01-23-2016, 12:01 AM
(01-22-2016, 11:58 AM)Zuberman Wrote: Option 1 requires a fair amount of work from a UI perspective as I have to make some major design changes to the editor and I also have to introduce a concept of separators that are inserted between songs. The original song list can remain unchanged - the separator is just an entry for visualization. This is doable though, it will just take some time.to be honest I threw option 2 in there for completeness, but I had an inkling that it would be more complicated.
Option 2 requires a redesign of setlists that affects every section of code across the entire application that deals with them. If I think of a "Set" as an ordered list of songs, a setlist goes from having a simple list of ordered songs to having a list of sets which are each an ordered list of songs. That means I can no longer use any common code to deal with them, which impacts the database code the most. It also makes things like the alphabetic sorting odd because each set would be individually sorted, making the alphabet list unusable unless I flattened all of the songs in that sort order, dissolving the set boundaries (which I'll probably have to do with option 1 as well). I would not allow sets to contain other sets, as then you have a hierarchical mess which would be very difficult to implement from a UI perspective (you would need some sort of tree control which doesn't really fit anything I currently have implemented). Every change I make I also have to make in the companion application meaning a new design for the UI dealing with setlists there as well.

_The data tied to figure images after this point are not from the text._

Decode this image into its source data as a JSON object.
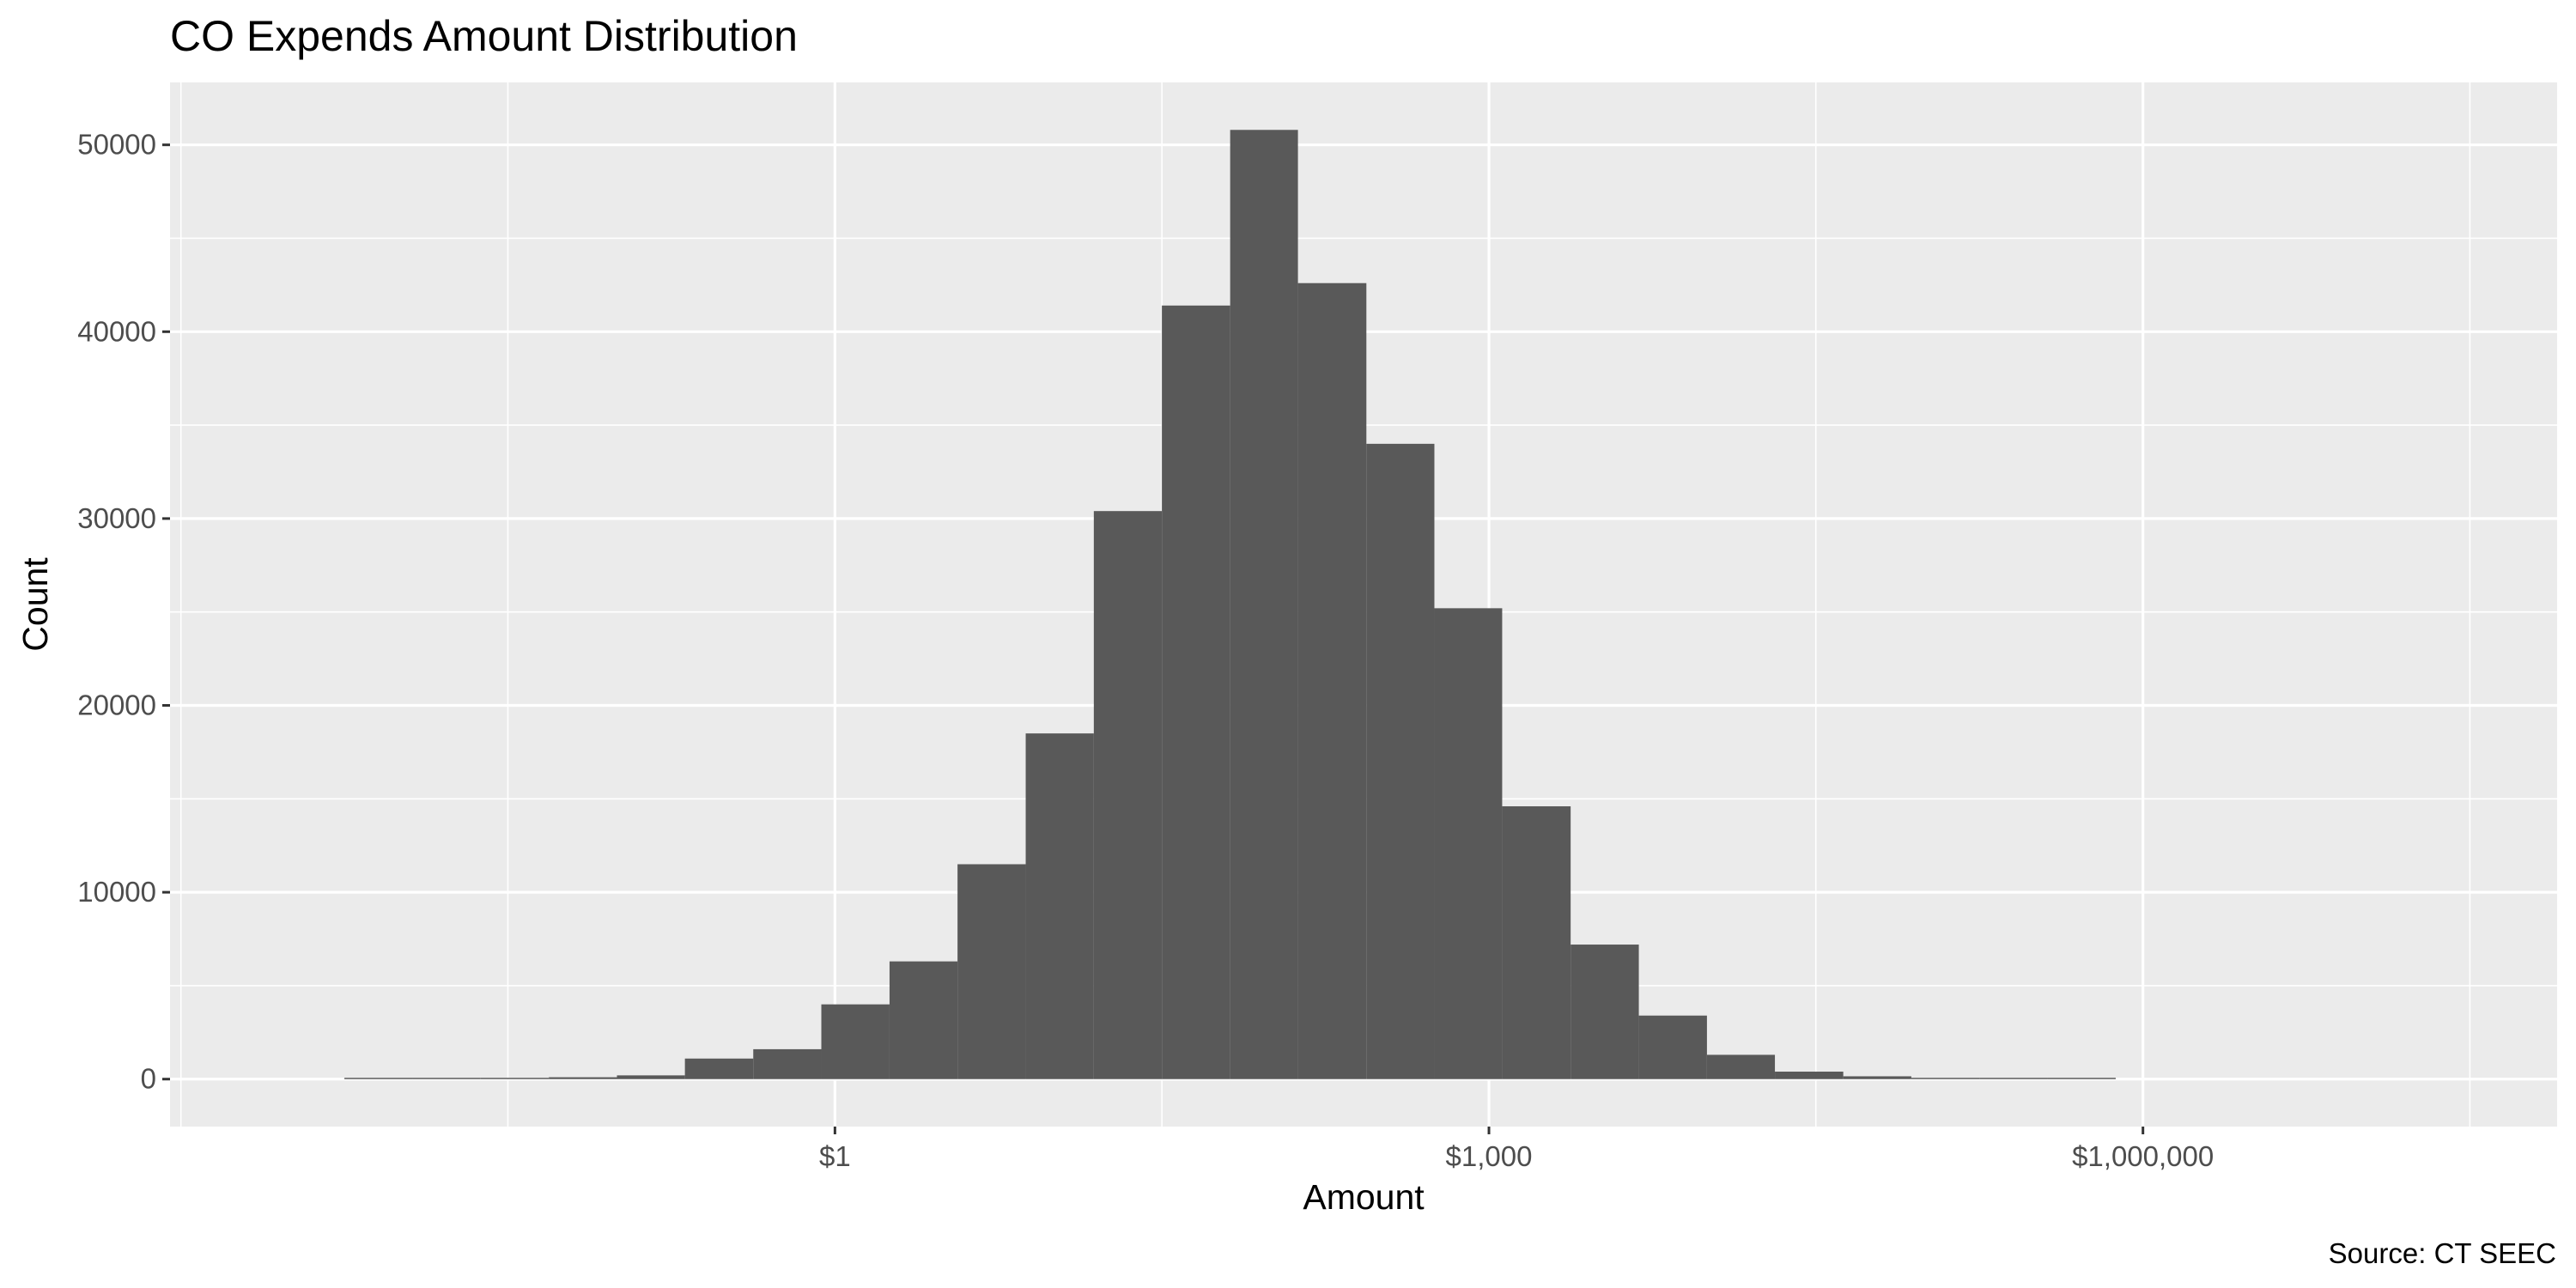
{
  "chart_data": {
    "type": "bar",
    "title": "CO Expends Amount Distribution",
    "xlabel": "Amount",
    "ylabel": "Count",
    "caption": "Source: CT SEEC",
    "x_scale": "log10",
    "xlim": [
      0.000891,
      79400000
    ],
    "ylim": [
      -2540,
      53340
    ],
    "grid": true,
    "legend": "none",
    "colors": {
      "panel": "#ebebeb",
      "grid": "#ffffff",
      "bar": "#595959",
      "tick_text": "#4d4d4d"
    },
    "x_ticks": [
      {
        "value": 1,
        "label": "$1"
      },
      {
        "value": 1000,
        "label": "$1,000"
      },
      {
        "value": 1000000,
        "label": "$1,000,000"
      }
    ],
    "x_minor_gridlines": [
      0.001,
      0.0316,
      31.6,
      31600,
      31600000
    ],
    "y_ticks": [
      {
        "value": 0,
        "label": "0"
      },
      {
        "value": 10000,
        "label": "10000"
      },
      {
        "value": 20000,
        "label": "20000"
      },
      {
        "value": 30000,
        "label": "30000"
      },
      {
        "value": 40000,
        "label": "40000"
      },
      {
        "value": 50000,
        "label": "50000"
      }
    ],
    "y_minor_gridlines": [
      5000,
      15000,
      25000,
      35000,
      45000
    ],
    "bins": [
      {
        "x0": 0.00562,
        "x1": 0.0115,
        "count": 10
      },
      {
        "x0": 0.0115,
        "x1": 0.0237,
        "count": 20
      },
      {
        "x0": 0.0237,
        "x1": 0.0487,
        "count": 40
      },
      {
        "x0": 0.0487,
        "x1": 0.1,
        "count": 100
      },
      {
        "x0": 0.1,
        "x1": 0.205,
        "count": 200
      },
      {
        "x0": 0.205,
        "x1": 0.422,
        "count": 1100
      },
      {
        "x0": 0.422,
        "x1": 0.866,
        "count": 1600
      },
      {
        "x0": 0.866,
        "x1": 1.78,
        "count": 4000
      },
      {
        "x0": 1.78,
        "x1": 3.65,
        "count": 6300
      },
      {
        "x0": 3.65,
        "x1": 7.5,
        "count": 11500
      },
      {
        "x0": 7.5,
        "x1": 15.4,
        "count": 18500
      },
      {
        "x0": 15.4,
        "x1": 31.6,
        "count": 30400
      },
      {
        "x0": 31.6,
        "x1": 65,
        "count": 41400
      },
      {
        "x0": 65,
        "x1": 133,
        "count": 50800
      },
      {
        "x0": 133,
        "x1": 274,
        "count": 42600
      },
      {
        "x0": 274,
        "x1": 562,
        "count": 34000
      },
      {
        "x0": 562,
        "x1": 1150,
        "count": 25200
      },
      {
        "x0": 1150,
        "x1": 2370,
        "count": 14600
      },
      {
        "x0": 2370,
        "x1": 4870,
        "count": 7200
      },
      {
        "x0": 4870,
        "x1": 10000,
        "count": 3400
      },
      {
        "x0": 10000,
        "x1": 20500,
        "count": 1300
      },
      {
        "x0": 20500,
        "x1": 42200,
        "count": 400
      },
      {
        "x0": 42200,
        "x1": 86600,
        "count": 150
      },
      {
        "x0": 86600,
        "x1": 178000,
        "count": 60
      },
      {
        "x0": 178000,
        "x1": 365000,
        "count": 30
      },
      {
        "x0": 365000,
        "x1": 750000,
        "count": 10
      }
    ]
  }
}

There's still plenty more I'm sure I haven't thought about with option 2 that would make it a nightmare. It would probably take me months of work to make the changes necessary for this, introducing a lot of bugs along the way. I'm going to have to say no to this idea unless there is overwhelming support for it. Option 1 is going to require a lot of UI changes for editing and displaying setlists, meaning I can no longer use shared code for that, but it's more manageable than the kind of changes option 2 would require as I'm not fundamentally changing the core design of setlists.
Mike
Option 1 would work just fine, especially since, aside from the numbering issue, it is in fact pretty close to what a place holder is, in other words a song with very few capabilities. I can do sets now with place-holder songs, but, that doesn't give me sense of where I am in the set.